La Banque Centrale des États de l’Afrique de l’Ouest (BCEAO) a salué, le mardi 4 novembre, l’engagement d’Afreximbank pour l’organisation de la 25ᵉ édition de l’Afreximbank Trade Finance Seminar (ATFS), un rendez-vous majeur consacré au financement du commerce africain. Selon l’institution régionale, cette rencontre illustre la convergence de visions entre les acteurs financiers du continent autour d’un objectif commun : bâtir un commerce africain solide, compétitif, inclusif et innovant. Pour la BCEAO, le commerce demeure un levier essentiel du développement économique, moteur de recettes fiscales, de stabilité monétaire et de croissance inclusive. Il constitue, par ailleurs, un catalyseur d’intégration régionale, favorisant la résilience des économies africaines face aux chocs externes.
Pourtant, ce potentiel est freiné par un déficit structurel de financement, a souligné le directeur national de la BCEAO en Côte d’Ivoire, Chalouho Coulibaly, représentant le gouverneur Jean-Claude Kassi Brou. Citant une étude conjointe de la Banque mondiale et de l’Organisation mondiale du commerce (OMC), il a rappelé que les financements disponibles ne couvrent que 40 % des transactions commerciales africaines, contre 80 % à l’échelle mondiale. L’Organisation mondiale des assurances (OMA) estime même cette couverture à 25 %, tandis que la Banque africaine de développement (BAD) évalue le déficit de financement du commerce extérieur à plus de 80 milliards de dollars américains. Ces données mettent en lumière l’ampleur du défi à relever, malgré les initiatives entreprises pour stimuler l’intégration économique et les échanges intra-africains.
En 2024, dit-il, la part des échanges entre pays africains ne représentait que 14,4 % de leurs transactions mondiales, un niveau encore insuffisant pour impulser une dynamique continentale durable.

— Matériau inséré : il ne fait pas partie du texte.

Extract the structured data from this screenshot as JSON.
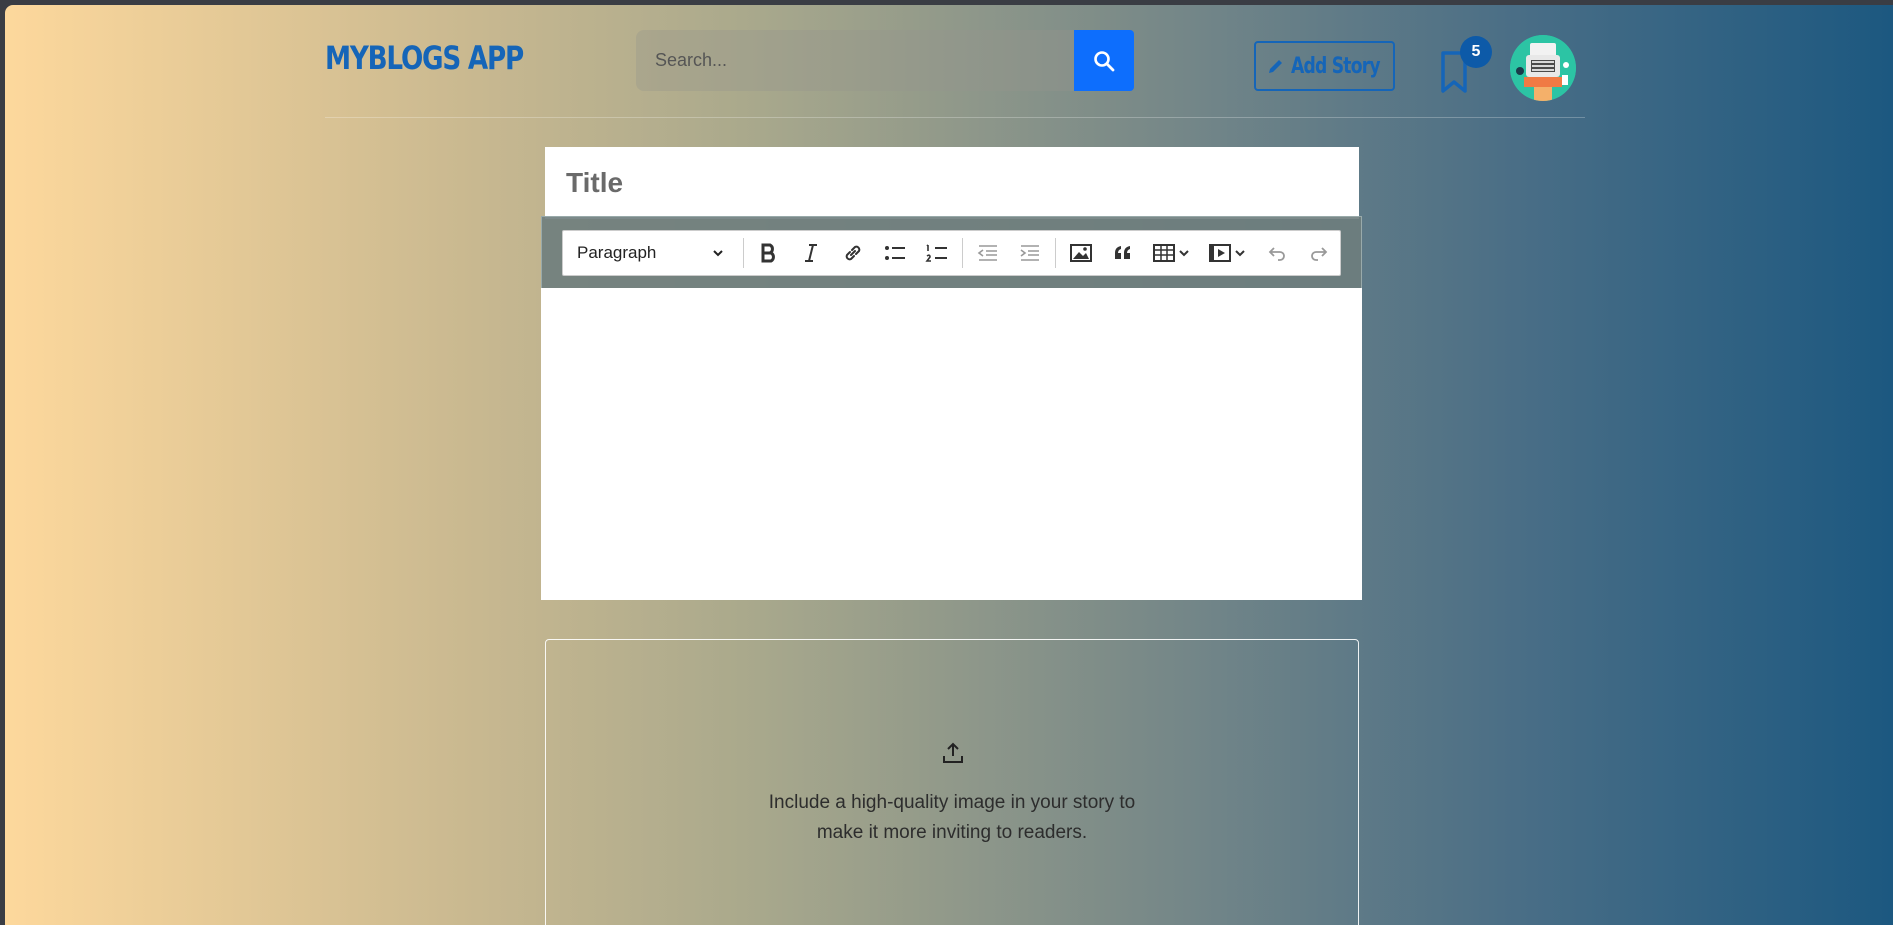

Pour les acteurs financiers cette faible intégration s’explique par des contraintes multiples : manque d’instruments financiers spécialisés, coût élevé du crédit bancaire, accès limité aux financements alternatifs et faiblesse des dispositifs d’assurance commerciale. Dans un tel contexte, la BCEAO plaide pour la mise en place de mécanismes de financement innovants, capables de répondre aux spécificités structurelles des économies africaines. « Les PME/PMI, principales pourvoyeuses d’emplois, doivent pouvoir bénéficier d’un environnement financier plus souple et mieux adapté. Les performances récentes de l’espace UEMOA, avec des recettes d’exportation estimées à 27 867 milliards de francs CFA en 2024 — en hausse de 13,6 % sur un an et représentant 20,6 % du PIB —, montrent que le potentiel existe. Les secteurs agricoles et miniers, en particulier, contribuent déjà à la consolidation des projets structurants et à la création de valeur locale », affirme le directeur national de la BCEAO.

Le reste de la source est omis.